Jones v. State

Bloodworth, J.

The defendant was convicted of assault with intent to murder. The motion for a new trial contains only the usual general grounds. In the brief of counsel for the plaintiff in error it is insisted that “ there is no satisfactory evidence as to the identity of the defendant as a.party who made the assault. . . In connection with this evidence the testimony shows undoubtedly that the defendant was not the man, because thirty minutes after the alleged assault he was at work at the very place where the assault was made. . . Take this evidence in connection with the evidence offered by the defendant tending to show an alibi, and it must be conceded that there is no substantial or satisfactory evidence showing beyond a reasonable doubt that the defendant was the man who committed the assault.” The question of the identity of the defendant was one to be settled by the jury under the evidence. The person who was assaulted testified: “I know he is the negro.” The assault happened “about five minutes after 12 o’clock.” At the place where the person assaulted was found there was “ about a hatfull of blood.” The accused was arrested “ a little after one o’clock,” and “there was fresh blood on his shirt.” The officer who arrested the accused testified: The defendant “ told me that he did this. I did not threaten him.”

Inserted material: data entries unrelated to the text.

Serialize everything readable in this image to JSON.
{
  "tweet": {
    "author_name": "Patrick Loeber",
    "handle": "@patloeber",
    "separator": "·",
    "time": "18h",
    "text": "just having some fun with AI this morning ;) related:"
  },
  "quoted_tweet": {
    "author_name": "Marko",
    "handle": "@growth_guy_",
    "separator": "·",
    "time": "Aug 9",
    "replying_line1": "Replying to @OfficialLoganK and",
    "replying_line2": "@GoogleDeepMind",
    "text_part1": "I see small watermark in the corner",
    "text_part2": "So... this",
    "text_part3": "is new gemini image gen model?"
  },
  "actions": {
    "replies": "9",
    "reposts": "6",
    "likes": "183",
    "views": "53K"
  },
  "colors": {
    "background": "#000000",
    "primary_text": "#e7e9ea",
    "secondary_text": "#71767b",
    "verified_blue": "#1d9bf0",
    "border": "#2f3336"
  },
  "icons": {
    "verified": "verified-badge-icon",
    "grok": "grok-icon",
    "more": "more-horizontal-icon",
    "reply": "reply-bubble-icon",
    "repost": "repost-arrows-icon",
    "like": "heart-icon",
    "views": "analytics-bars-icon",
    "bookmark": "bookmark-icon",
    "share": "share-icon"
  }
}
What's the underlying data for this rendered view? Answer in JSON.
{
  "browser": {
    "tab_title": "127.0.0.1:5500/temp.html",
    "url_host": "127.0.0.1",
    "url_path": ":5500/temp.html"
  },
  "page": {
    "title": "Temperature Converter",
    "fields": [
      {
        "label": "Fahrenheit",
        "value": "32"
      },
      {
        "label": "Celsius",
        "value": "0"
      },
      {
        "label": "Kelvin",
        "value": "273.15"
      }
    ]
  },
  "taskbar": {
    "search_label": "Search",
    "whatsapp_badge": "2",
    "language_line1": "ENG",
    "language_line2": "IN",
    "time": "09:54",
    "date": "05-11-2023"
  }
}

“ Under the facts as disclosed by the record this court cannot say that the verdict of the jury is without support from the testimony or so far contrary to it as to authorize this court to determine that the trial j'udge abused his discretion in refusing to grant a new *251trial. The law allows him to refuse or grant new trials in the exercise of a legal discretion, but it does not give this court any discretion in the matter. It can only grant new trials when errors of law hav.e been committed, or when the trial judge has abused his discretion in refusing a new trial.” Smith v. State, 91 Ga. 188 (17 S. E. 68). See also Bradham v. State, 21 Ga. App. 510 (94 S. E. 618), and cit.

Judgment affirmed.

Broyles, C. J., and Luke, J., concur.